- Nickname: Joel Business Center
- Interactive map of Zhombe Joel
- Country: Zimbabwe
- Province: Midlands
- District: Kwekwe District
- Municipality: Zibagwe Rural District Council

= Zhombe Joel =

Joel Business Centre is the location of district administrative offices, parliamentary advisory offices, the post office and police station in the town of Zhombe, Zimbabwe. It is 64 km northwest of Kwekwe and 77 km southeast of Gokwe Centre. This small rural town center is the hub of both Zhombe Communal Land and Zhombe Central Ward.

==Name==

Joel Business Centre, in Zhombe Central ward, is named in honour of Joel Tessa, one of the pioneer businessmen at the centre during the 1960s. Tessa was one of the first shop owners at Zhombe Centre, also known as Zhombe Growth Point or Zhombe Joel. He is thought to have died during the Rhodesian bush war in the late 1960s.

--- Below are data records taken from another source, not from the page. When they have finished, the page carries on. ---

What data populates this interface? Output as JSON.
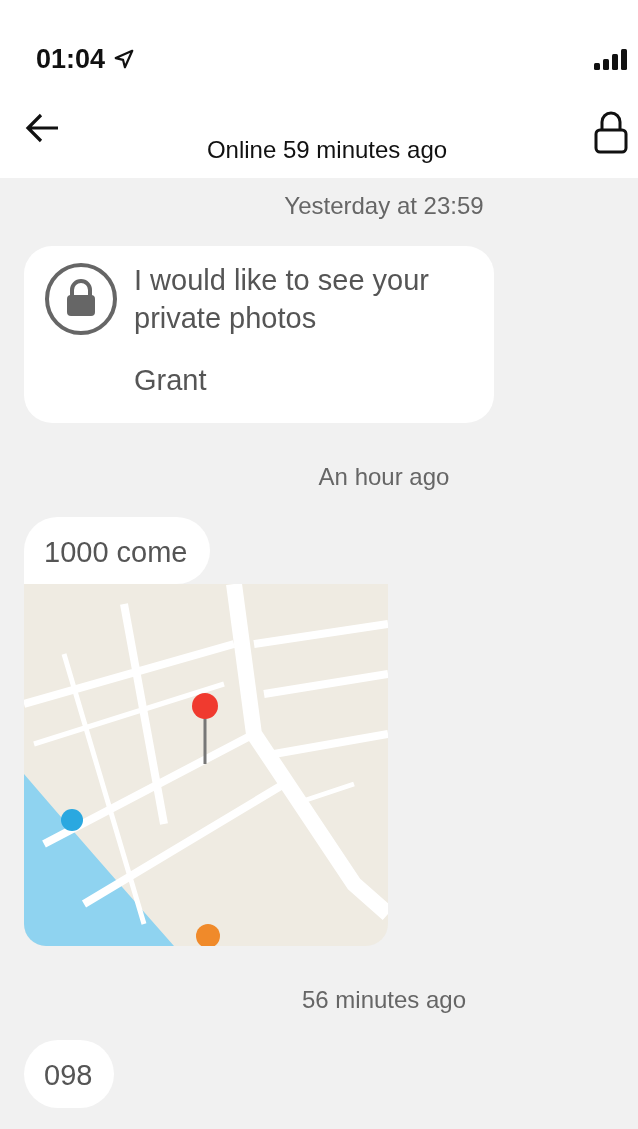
{
  "status_bar": {
    "time": "01:04"
  },
  "header": {
    "subtitle": "Online 59 minutes ago"
  },
  "messages": [
    {
      "kind": "timestamp",
      "text": "Yesterday at 23:59"
    },
    {
      "kind": "request",
      "text": "I would like to see your private photos",
      "sender": "Grant"
    },
    {
      "kind": "timestamp",
      "text": "An hour ago"
    },
    {
      "kind": "text",
      "text": "1000 come"
    },
    {
      "kind": "location"
    },
    {
      "kind": "timestamp",
      "text": "56 minutes ago"
    },
    {
      "kind": "text",
      "text": "098"
    }
  ]
}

===Joel Tessa's role in the liberation war===
There was a restriction or detention camp for suspected and proven influential political activists called Sikombela, north of Zhombe centre, which had been established in June 1965. It was mainly a detention camp for cadres aligned to ZANU. This camp is now a national monument. Joel Tessa is known to have collaborated with the Sikombela inmates and served as a courier of top secret errands. Edson Muzite refers to him as "Jewel", a Rhodesia Bush War collaborator; a mujibha as they were called. Edison Mzite is one of the less prominent ex-detainees of Sikombela Restriction Camp
Muzite credits Joel Tessa as a comrade in arms as far as top secrecy is concerned.

Local people say war collaborators like Joel Tessa were not easily detected by the then security forces because Sikombela Restriction Camp was deep in Mapfungautsi State Forest where predators were rife and no one would dare visit the camp at will. War collaborators took advantage of the weakness of the security forces in this area and they worked well with the inmates at Sikombela. Local people supporting the liberation war visited the restriction camp regularly, the authorities seemingly allowing frequent interaction at first.

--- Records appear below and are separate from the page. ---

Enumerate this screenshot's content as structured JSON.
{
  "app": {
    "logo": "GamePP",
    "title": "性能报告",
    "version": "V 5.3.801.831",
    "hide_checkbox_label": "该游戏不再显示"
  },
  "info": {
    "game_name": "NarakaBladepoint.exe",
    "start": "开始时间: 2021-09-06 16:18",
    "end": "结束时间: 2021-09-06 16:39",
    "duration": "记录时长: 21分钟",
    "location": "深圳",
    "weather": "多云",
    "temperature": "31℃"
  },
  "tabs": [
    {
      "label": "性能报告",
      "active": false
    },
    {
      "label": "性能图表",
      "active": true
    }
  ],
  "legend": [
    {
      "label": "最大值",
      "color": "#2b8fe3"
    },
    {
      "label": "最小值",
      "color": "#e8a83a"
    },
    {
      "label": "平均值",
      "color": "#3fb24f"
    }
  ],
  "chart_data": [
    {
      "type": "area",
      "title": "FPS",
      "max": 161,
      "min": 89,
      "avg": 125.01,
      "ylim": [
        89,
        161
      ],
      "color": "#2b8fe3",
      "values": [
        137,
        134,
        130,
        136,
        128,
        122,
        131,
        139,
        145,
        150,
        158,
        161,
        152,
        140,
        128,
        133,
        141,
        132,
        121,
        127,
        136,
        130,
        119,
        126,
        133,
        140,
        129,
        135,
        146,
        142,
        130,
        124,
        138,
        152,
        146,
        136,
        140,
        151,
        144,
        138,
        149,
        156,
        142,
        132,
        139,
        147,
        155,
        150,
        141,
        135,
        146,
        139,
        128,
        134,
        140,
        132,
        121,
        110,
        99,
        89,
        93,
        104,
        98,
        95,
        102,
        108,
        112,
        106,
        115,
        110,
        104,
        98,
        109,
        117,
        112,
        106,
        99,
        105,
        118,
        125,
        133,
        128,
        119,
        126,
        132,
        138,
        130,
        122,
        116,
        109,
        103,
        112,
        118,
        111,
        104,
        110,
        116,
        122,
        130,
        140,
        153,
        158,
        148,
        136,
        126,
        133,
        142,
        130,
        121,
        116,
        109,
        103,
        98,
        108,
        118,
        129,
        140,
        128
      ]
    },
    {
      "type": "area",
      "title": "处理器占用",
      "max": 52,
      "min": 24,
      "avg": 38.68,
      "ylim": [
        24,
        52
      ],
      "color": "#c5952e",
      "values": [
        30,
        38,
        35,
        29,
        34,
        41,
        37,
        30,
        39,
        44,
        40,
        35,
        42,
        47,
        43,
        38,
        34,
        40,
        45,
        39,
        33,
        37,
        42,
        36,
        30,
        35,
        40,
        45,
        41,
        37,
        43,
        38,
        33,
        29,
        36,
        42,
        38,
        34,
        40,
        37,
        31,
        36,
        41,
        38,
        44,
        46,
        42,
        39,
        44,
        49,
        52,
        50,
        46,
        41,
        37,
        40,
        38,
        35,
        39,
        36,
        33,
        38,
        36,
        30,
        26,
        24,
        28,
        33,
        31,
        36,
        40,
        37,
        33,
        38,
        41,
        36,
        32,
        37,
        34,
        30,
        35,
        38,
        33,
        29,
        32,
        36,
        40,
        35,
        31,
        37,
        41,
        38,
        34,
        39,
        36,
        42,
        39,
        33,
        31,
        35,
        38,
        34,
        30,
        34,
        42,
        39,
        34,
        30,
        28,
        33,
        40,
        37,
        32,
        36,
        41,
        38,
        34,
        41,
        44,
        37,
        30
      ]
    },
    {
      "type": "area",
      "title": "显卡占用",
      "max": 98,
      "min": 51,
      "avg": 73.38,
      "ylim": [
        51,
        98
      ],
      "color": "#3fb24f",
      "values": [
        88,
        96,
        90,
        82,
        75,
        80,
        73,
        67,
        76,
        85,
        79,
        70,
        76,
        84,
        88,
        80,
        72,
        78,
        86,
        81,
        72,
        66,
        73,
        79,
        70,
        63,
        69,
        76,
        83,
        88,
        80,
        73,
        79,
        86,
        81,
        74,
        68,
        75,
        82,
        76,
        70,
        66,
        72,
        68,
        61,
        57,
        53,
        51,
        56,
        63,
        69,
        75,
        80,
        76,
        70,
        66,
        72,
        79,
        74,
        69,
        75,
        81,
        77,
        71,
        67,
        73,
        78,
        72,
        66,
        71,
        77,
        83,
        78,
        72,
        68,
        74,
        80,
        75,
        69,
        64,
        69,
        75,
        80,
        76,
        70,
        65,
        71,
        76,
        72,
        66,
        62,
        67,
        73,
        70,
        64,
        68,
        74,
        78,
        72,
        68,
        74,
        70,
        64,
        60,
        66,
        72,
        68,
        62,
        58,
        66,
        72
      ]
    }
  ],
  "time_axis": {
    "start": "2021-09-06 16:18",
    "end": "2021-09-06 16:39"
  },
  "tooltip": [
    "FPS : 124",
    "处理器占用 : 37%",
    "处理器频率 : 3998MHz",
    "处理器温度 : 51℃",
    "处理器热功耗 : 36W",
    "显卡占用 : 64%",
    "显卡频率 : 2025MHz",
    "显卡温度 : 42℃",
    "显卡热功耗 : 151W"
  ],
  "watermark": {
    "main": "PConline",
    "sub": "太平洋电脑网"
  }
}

It was however not long before the authorities suspected foul play and stiffened conditions. Joel is thought to have been caught up by the Rhodesian Intelligence when their suspicions were aroused about activities at Sikombela Restriction Camp.

Many war collaborators during the bush war disappeared from the public and many have never been traced. Edison Sithole and his secretary Miriam Mhlanga were some of the people whose whereabouts remain unknown. Their death is only an assumption. Joel Tessa, a less prominent figure in politics then, is assumed to have met with the same fate, for he has not been heard of since the days of the Sikombela Declaration Dossier.

==Municipality==

Zibagwe Rural District Council runs this centre. It is represented by a male (Ward 10) councillor on a Zanu-PF ticket. In council books Joel Business Center is named Zhombe and classified as a district service centre.

==Schools==

- Rio Tinto Zhombe High School There are no primary schools at the center; pupils go to St Martin de Porres Primary School about 3 km southeast and some to Champeni about the same distance northwest.

==Transportation==

Transport is solely by road, and there is a good road network linking Zhombe to the surrounding major towns Gweru, Kwekwe, Gokwe and Kadoma the main carriageway being the Kwekwe-Gokwe Highway.

==Communication==

All the three major cellphone operators, namely Econet, Telecel Zimbabwe and NetOne, have base stations in the town.

==Other service delivery facilities==

Various service delivery facilities serving the whole of Zhombe, including Council offices, District Development Fund Workshops, Zimbabwe National Water Authority workshops, Zhombe Police Station, The Grain Marketing Board, Registrar General Sub-Offices and Post Office, are located at the centre.